7月29日、今回の金融政策決定会合で、黒田東彦日銀総裁(写真)はマイナス金利付き量的・質的金融緩和(QQE)の「総括的な検証」を執行部に指示した。(2016年 ロイター/Kim Kyung-Hoon)

 今回の金融政策決定会合で、黒田東彦日銀総裁はマイナス金利付き量的・質的金融緩和(QQE)の「総括的な検証」を執行部に指示した。これが急速に市場の注目点として浮上中だ。

 専門家からは、現在のマネタリーベース目標から金利ターゲットへの変更、信用緩和への踏み込みなどが検証後にあるのではないかと指摘されている。金融機関収益への影響など副作用が着目されやすいマイナス金利政策の取り扱いも焦点になる。

前提は2%目標の早期達成、金融政策の限界示す

 総裁が指示した「総括的な検証」は、あくまで現行の2%の物価安定目標を「できるだけ早期に達成する」ことが前提。総裁も会見で「できるだけ早期に2%を達成するという点は、変更するつもりはない」と繰り返した。

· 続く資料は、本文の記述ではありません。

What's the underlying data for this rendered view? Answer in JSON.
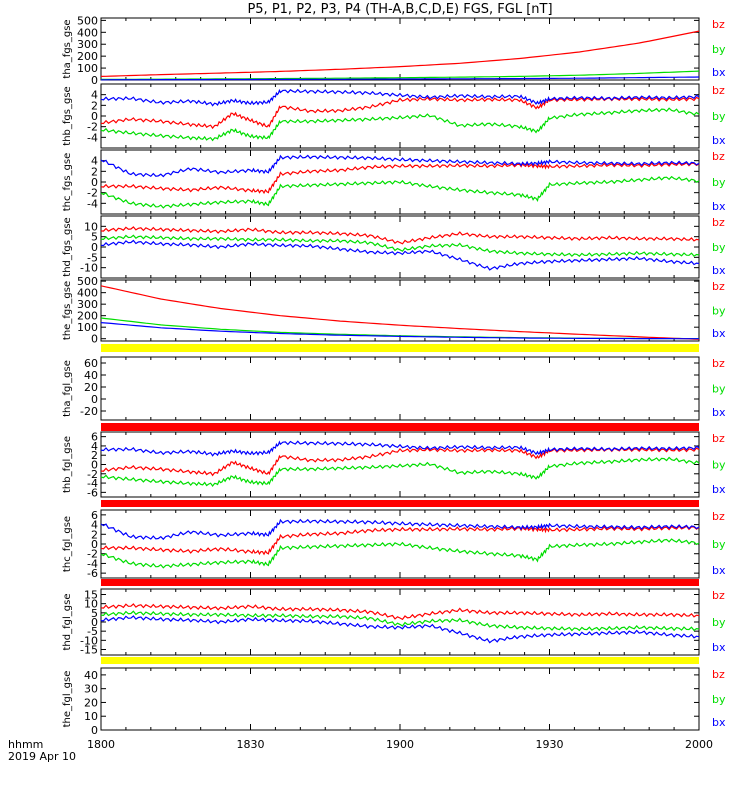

 このため、検証作業では物価2%目標のあり方には踏み込まず、マイナス金利付きQQEが狙いとする実質金利の低下やインフレ期待の押し上げ、物価の基調に与えた影響などを中心に、それぞれが実体経済や金融市場に与えた効果と副作用について分析が進む見通しだ。

 もっとも、市場が注目するのは検証の結果よりも、それを受けて政策の枠組みがどのように変化するかだ。

 総裁は会見で3つの次元のこれまでの政策効果を強調するとともに、政策の限界を否定したが、市場では「検証するということは、イコール新たな枠組みに移行することだろう」(クレディ・スイス証券・チーフエコノミストの白川浩道氏)との見方が支配的だ。

 総裁も会見で「2%の物価目標をできるだけ早期に実現する観点から検証し、それに応じて必要ならば必要な措置をとる」と明言。枠組み変更の可能性を否定しなかった。